What are the different types of education loans?
- Local Education Loan: This loan is available to students who choose to obtain their education in India. Only if the student is accepted into an Indian academic organization and fulfills all loan company requirements would the loan be authorized.
- International Education Loans: These loans enable students to pursue their dreams of studying in a university abroad. Only individuals who meet the qualifying requirements are eligible for the loan, which includes transportation, accommodation, and education costs for individuals who intend to study overseas.
- Undergraduate and Postgraduate Loan: This type of loan can help students pursue and complete their college degree and get a decent job based on their education.
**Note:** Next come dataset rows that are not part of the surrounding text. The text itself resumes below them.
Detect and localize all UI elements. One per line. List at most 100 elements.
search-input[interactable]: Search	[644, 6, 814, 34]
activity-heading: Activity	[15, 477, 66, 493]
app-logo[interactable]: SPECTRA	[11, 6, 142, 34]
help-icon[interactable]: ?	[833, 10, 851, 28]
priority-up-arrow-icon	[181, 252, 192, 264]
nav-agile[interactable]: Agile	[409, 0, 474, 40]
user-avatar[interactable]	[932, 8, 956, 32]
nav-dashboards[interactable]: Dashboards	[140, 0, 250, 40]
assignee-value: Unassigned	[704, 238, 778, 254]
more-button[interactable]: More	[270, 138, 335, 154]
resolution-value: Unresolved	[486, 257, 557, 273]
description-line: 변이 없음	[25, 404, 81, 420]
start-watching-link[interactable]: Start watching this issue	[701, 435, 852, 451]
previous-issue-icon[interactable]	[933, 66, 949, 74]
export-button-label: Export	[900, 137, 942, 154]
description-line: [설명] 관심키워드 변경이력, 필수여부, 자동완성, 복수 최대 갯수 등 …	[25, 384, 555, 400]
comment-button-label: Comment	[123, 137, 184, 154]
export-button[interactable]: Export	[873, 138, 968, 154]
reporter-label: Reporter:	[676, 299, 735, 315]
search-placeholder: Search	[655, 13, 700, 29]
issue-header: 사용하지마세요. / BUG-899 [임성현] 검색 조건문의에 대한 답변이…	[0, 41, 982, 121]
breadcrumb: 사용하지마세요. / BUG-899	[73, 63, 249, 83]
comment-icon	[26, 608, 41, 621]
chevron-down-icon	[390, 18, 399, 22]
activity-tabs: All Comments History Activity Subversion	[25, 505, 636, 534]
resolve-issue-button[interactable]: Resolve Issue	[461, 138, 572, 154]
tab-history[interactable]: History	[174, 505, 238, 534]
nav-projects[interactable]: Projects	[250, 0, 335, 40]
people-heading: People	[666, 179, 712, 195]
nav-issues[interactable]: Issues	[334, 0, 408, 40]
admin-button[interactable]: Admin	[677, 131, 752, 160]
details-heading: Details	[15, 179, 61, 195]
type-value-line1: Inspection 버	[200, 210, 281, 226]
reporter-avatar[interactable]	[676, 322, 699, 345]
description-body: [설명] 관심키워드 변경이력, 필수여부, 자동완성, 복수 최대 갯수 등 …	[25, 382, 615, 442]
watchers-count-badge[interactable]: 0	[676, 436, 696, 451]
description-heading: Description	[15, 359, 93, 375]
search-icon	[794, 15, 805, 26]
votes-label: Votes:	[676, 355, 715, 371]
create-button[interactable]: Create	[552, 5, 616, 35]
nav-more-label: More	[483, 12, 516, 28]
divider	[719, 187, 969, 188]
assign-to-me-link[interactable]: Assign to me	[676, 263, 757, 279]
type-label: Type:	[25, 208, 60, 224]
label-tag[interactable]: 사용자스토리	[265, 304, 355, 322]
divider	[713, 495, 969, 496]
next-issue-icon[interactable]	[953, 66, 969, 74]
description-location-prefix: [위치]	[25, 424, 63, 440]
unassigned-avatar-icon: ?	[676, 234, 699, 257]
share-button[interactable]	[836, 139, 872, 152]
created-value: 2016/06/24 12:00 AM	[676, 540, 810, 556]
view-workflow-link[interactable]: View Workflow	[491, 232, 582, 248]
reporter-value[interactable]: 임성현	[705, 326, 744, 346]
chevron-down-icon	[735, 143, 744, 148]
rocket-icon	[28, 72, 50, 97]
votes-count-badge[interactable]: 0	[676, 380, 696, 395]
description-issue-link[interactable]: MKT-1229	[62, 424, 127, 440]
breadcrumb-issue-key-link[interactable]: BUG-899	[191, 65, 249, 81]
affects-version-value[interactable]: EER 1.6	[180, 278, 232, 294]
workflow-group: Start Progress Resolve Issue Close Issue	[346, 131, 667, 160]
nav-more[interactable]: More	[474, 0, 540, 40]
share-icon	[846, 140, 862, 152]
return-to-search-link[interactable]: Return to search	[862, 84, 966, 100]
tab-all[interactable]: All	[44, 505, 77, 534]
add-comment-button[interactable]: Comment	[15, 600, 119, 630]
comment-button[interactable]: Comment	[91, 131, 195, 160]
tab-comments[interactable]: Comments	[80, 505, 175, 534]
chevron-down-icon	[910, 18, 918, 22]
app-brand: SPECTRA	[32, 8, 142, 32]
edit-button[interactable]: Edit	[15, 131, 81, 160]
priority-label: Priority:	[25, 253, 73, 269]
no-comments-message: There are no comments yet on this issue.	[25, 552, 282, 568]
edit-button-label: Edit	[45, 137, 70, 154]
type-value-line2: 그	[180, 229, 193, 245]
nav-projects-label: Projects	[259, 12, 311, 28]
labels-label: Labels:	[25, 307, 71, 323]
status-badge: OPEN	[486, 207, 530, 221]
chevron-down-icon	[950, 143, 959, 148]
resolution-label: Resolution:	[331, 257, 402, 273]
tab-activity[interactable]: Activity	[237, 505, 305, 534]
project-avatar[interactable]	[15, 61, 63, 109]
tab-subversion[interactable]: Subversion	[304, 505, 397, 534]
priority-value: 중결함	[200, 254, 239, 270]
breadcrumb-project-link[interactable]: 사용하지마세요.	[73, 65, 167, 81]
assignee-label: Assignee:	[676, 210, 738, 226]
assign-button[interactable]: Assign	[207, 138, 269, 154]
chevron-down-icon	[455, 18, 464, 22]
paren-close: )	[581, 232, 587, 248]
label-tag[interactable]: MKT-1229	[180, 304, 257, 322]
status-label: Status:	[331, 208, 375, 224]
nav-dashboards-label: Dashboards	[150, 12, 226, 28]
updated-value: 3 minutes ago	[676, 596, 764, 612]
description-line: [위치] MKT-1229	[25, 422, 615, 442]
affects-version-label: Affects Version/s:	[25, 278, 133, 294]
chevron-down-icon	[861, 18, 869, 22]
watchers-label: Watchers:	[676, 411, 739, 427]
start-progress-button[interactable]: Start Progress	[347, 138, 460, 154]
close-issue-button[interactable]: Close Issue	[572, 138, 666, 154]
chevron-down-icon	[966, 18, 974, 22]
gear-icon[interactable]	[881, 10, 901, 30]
- Loans for Career Development: Many individuals who have worked in office jobs for some years decide to take a break and enroll in specialized training and education to boost their economic opportunities. Such people would work hard to gain admission to reputable business and specialized colleges in order to improve their abilities and develop a successful career.

Consumer Durable Loan:
As the name spells out these loans are provided to finance purchase of a consumer durable. Whether you want to purchase a double door refrigerator or an HD TV set you will surely get a loan. These types of loans do not require thorough documentation and the loan amount could range from Rs.5, 000 to Rs.5, 00, 000. The interest rate for such loans varies depending on the lender and starts from 0% onwards.
The following are the Education Loan criteria that must be met:
Citizenship: Indian
Age: Minimum 21 years and Maximum 65 years
Minimum Monthly Income: Rs. 15,000
For Self-employed Professionals: Minimum Income: Rs. 1.5 lakh
What are the different types of Consumer Durable loans?
- Fixed-rate consumer durable loan: Fixed-rate consumer durable loans are the most common type of loan issued to applicants. The rate of interest on such consumer loans remains constant all through the loan period.
- Variable-rate consumer durable loan: A variable-rate consumer durable loan has a rate of interest that fluctuates with market interest values. Your interest payments will fluctuate, and the interest rate on such loans is normally limited in terms of how low or high it could be.
- Secured consumer durable loans: Secured loans are ones that are protected against resources as collateral. In India, secured consumer loans typically require the hypothecation of the object being bought.
Other Loans:
Apart from the above loans banks also provide loans for agricultural, business, business loan against property, gold loans and other purposes.